Он посмотрел на нее внимательно и говорит:
"А если вы ошибаетесь?"
А она вдруг порывисто отвечает:
"Извините, я совершеннолетняя, и я себя чувствую и понимаю; я знаю, что я была до известной поры и чем я стала теперь, когда во мне зародилась новая жизнь, н я не променяю моего теперешнего состояния на прежнее. Я люблю и почитаю мою мать, но... вы, верно, знаете, что "тот, кто в нас, тот больше всех", и я принадлежу ему, и не отдам этого никому, ни даже матери".
Сказала это и даже задохнулась и покраснела.
"Извините, - добавила, - я вам, кажется, ответила резко, но зато я больше уже ничего не могу дополнить", - и двинула стул, чтобы встать.
И он тоже двинулся и ответил:
"Нет, отчего же, если вы уж так соединены... чувствуете новую жизнь..."
А она встала и строго на него посмотрела и говорит:
"Да, мы так соединены, что нас нельзя разъединить. Кажется, больше говорить не о чем!"
Он от нее даже откачнулся и тихо сказал:
"Мне кажется, вы на себя... наговариваете!"
А она ему преспокойно:
"Нет! все, что я говорю, все то и есть!"
А Маргарита" Михайловна в это же самое мгновение - "ах!" - да и с ног долой в обморок, а я, как самая глупая овца, забыла, что стою на конце гладильной доски, и спрыгнула, чтоб помочь Маргарите, а гладильная доска перетянулась да Ефросинью Михайловну сронила и меня другим концом пониже поясницы, и все трое ниспроверглись и лежим. Грохот этакой на весь дом сделался. И он это услыхал, и встал, и весь в волнении сказал Клавдиньке:
"Какие ужасные волнения!.. И все это через вас!.."
Она ему ни словечка.
Тогда он вздохнул и говорит:
"Ну, я не могу терять больше времени и ухожу".
А Клавдинька ему тихо в ответ:
"Прощайте".
"Прощайте - и ничего более? Прощаясь со мною, вы не имеете сказать мне от души ни одного слова?"

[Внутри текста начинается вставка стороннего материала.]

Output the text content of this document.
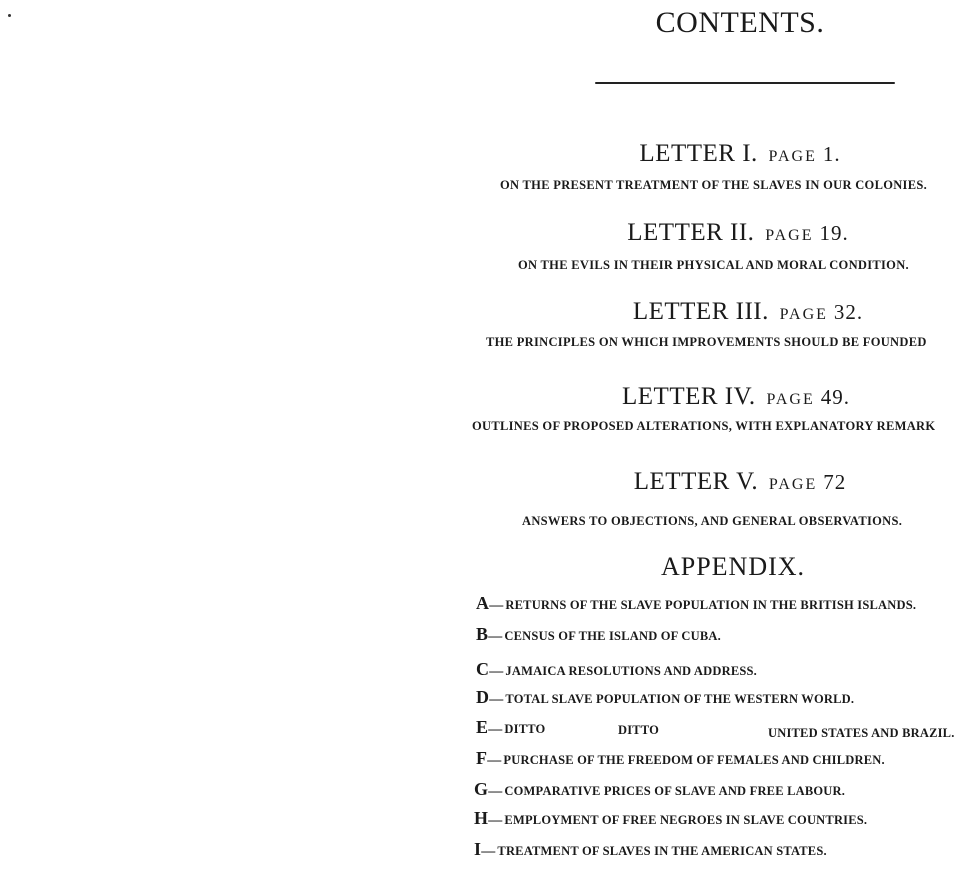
CONTENTS.
LETTER I. PAGE 1.
ON THE PRESENT TREATMENT OF THE SLAVES IN OUR COLONIES.
LETTER II. PAGE 19.
ON THE EVILS IN THEIR PHYSICAL AND MORAL CONDITION.
LETTER III. PAGE 32.
THE PRINCIPLES ON WHICH IMPROVEMENTS SHOULD BE FOUNDED
LETTER IV. PAGE 49.
OUTLINES OF PROPOSED ALTERATIONS, WITH EXPLANATORY REMARK
LETTER V. PAGE 72
ANSWERS TO OBJECTIONS, AND GENERAL OBSERVATIONS.
APPENDIX.
A— RETURNS OF THE SLAVE POPULATION IN THE BRITISH ISLANDS.
B— CENSUS OF THE ISLAND OF CUBA.
C— JAMAICA RESOLUTIONS AND ADDRESS.
D— TOTAL SLAVE POPULATION OF THE WESTERN WORLD.
E— DITTO	DITTO	UNITED STATES AND BRAZIL.
F— PURCHASE OF THE FREEDOM OF FEMALES AND CHILDREN.
G— COMPARATIVE PRICES OF SLAVE AND FREE LABOUR.
H— EMPLOYMENT OF FREE NEGROES IN SLAVE COUNTRIES.
I— TREATMENT OF SLAVES IN THE AMERICAN STATES.
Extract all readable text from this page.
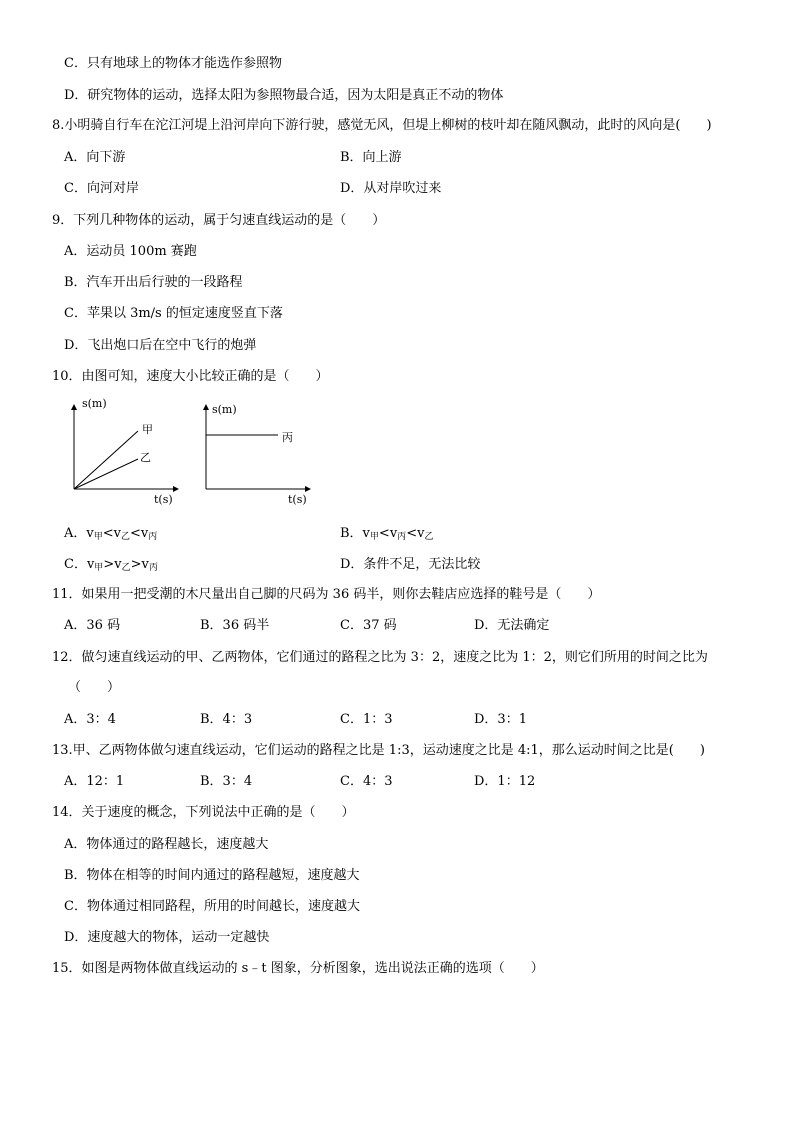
C．只有地球上的物体才能选作参照物
D．研究物体的运动，选择太阳为参照物最合适，因为太阳是真正不动的物体
8.小明骑自行车在沱江河堤上沿河岸向下游行驶，感觉无风，但堤上柳树的枝叶却在随风飘动，此时的风向是(　　)
A．向下游	B．向上游
C．向河对岸	D．从对岸吹过来
9．下列几种物体的运动，属于匀速直线运动的是（　　）
A．运动员 100m 赛跑
B．汽车开出后行驶的一段路程
C．苹果以 3m/s 的恒定速度竖直下落
D．飞出炮口后在空中飞行的炮弹
10．由图可知，速度大小比较正确的是（　　）
s(m)
t(s)
甲
乙
s(m)
t(s)
丙
A．$v_甲<v_乙<v_丙$	B．$v_甲<v_丙<v_乙$
C．$v_甲>v_乙>v_丙$	D．条件不足，无法比较
11．如果用一把受潮的木尺量出自己脚的尺码为 36 码半，则你去鞋店应选择的鞋号是（　　）
A．36 码	B．36 码半	C．37 码	D．无法确定
12．做匀速直线运动的甲、乙两物体，它们通过的路程之比为 3：2，速度之比为 1：2，则它们所用的时间之比为
（　　）
A．3：4	B．4：3	C．1：3	D．3：1
13.甲、乙两物体做匀速直线运动，它们运动的路程之比是 1:3，运动速度之比是 4:1，那么运动时间之比是(　　)
A．12：1	B．3：4	C．4：3	D．1：12
14．关于速度的概念，下列说法中正确的是（　　）
A．物体通过的路程越长，速度越大
B．物体在相等的时间内通过的路程越短，速度越大
C．物体通过相同路程，所用的时间越长，速度越大
D．速度越大的物体，运动一定越快
15．如图是两物体做直线运动的 s﹣t 图象，分析图象，选出说法正确的选项（　　）
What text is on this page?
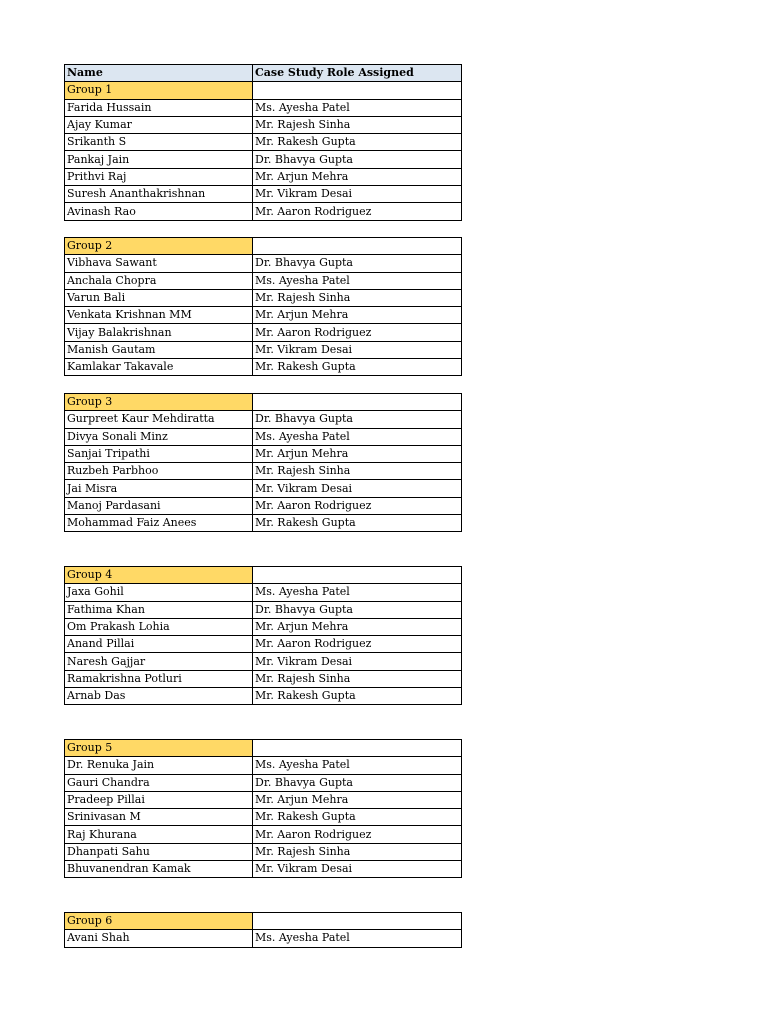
Name	Case Study Role Assigned
Group 1	
Farida Hussain	Ms. Ayesha Patel
Ajay Kumar	Mr. Rajesh Sinha
Srikanth S	Mr. Rakesh Gupta
Pankaj Jain	Dr. Bhavya Gupta
Prithvi Raj	Mr. Arjun Mehra
Suresh Ananthakrishnan	Mr. Vikram Desai
Avinash Rao	Mr. Aaron Rodriguez
Group 2	
Vibhava Sawant	Dr. Bhavya Gupta
Anchala Chopra	Ms. Ayesha Patel
Varun Bali	Mr. Rajesh Sinha
Venkata Krishnan MM	Mr. Arjun Mehra
Vijay Balakrishnan	Mr. Aaron Rodriguez
Manish Gautam	Mr. Vikram Desai
Kamlakar Takavale	Mr. Rakesh Gupta
Group 3	
Gurpreet Kaur Mehdiratta	Dr. Bhavya Gupta
Divya Sonali Minz	Ms. Ayesha Patel
Sanjai Tripathi	Mr. Arjun Mehra
Ruzbeh Parbhoo	Mr. Rajesh Sinha
Jai Misra	Mr. Vikram Desai
Manoj Pardasani	Mr. Aaron Rodriguez
Mohammad Faiz Anees	Mr. Rakesh Gupta
Group 4	
Jaxa Gohil	Ms. Ayesha Patel
Fathima Khan	Dr. Bhavya Gupta
Om Prakash Lohia	Mr. Arjun Mehra
Anand Pillai	Mr. Aaron Rodriguez
Naresh Gajjar	Mr. Vikram Desai
Ramakrishna Potluri	Mr. Rajesh Sinha
Arnab Das	Mr. Rakesh Gupta
Group 5	
Dr. Renuka Jain	Ms. Ayesha Patel
Gauri Chandra	Dr. Bhavya Gupta
Pradeep Pillai	Mr. Arjun Mehra
Srinivasan M	Mr. Rakesh Gupta
Raj Khurana	Mr. Aaron Rodriguez
Dhanpati Sahu	Mr. Rajesh Sinha
Bhuvanendran Kamak	Mr. Vikram Desai
Group 6	
Avani Shah	Ms. Ayesha Patel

И она, - вообрази, - вдруг сдобрилась и подала ему обе руки, - и он рад, и взял ее за руки, и говорит ей:
"Говорите! говорите!"
А она с ласкою ему отвечает:
"Пренебрегите нами, у нас всего есть больше, чем нужно; спешите скорее к людям бедственным".
Даже из себя его вывела, и он, как будто задыхаясь, ей ответил:
"Благодарю вас-с, благодарю!" - и попросил, чтобы она и провожать его не смела.
XII
А когда он из дому на вид показался, Клавдинька вернулась и прямо пришла в темную, где мы лежали повержены, двери распахнула и кинулась к матери, а что мы с Ефросиньей никак подняться не можем - это ей хоть бы что! Ефросинье Михайловне девятое ребро за ребро заскочило, а мне как будто самый сидельный хвостик переломился, а кроме того, и досадно и смех разрывает.
"Хорошо, - думаю, - девушка! объяснилась... и уж сама не скрывает..."
Так в этаком-то неслыханном постыдном беспорядке все и кончилось. Мы и не видали, как он сел и вся ажидация рассеялась, и опять обман был, опять он в чужую карету сел и не заметил - стал письма доставать. Так его и увезли, а наши служащие в доме все ужасно были обижены, потому что все это вышло не так, как ждали, и потом все, оказалось, слышали, как Клавдия сама, хозяйская дочь и наследница, при всех просила: "пренебрегите нами"... Чего еще надо! Он и вправду, я думаю, этого никогда еще ни от кого не слыхивал. Все его только просят и молят со слезами, чтобы он осчастливил, чтобы пожаловал, а она как будто гонит: "Нами пренебрегите и ступайте к бедственным". Молва поднялась самая всенародная. Кучер Мирон, как всегдашний грубиян, да еще две пунцовки выпивши, вывел на двор своих фетюков, чтобы их петой водой попрыскать, а фетюки его сытые - храпят, кидаются и грызутся, а Мирон старается их словами унять, а в конюшню - назад ни за что вести не хочет.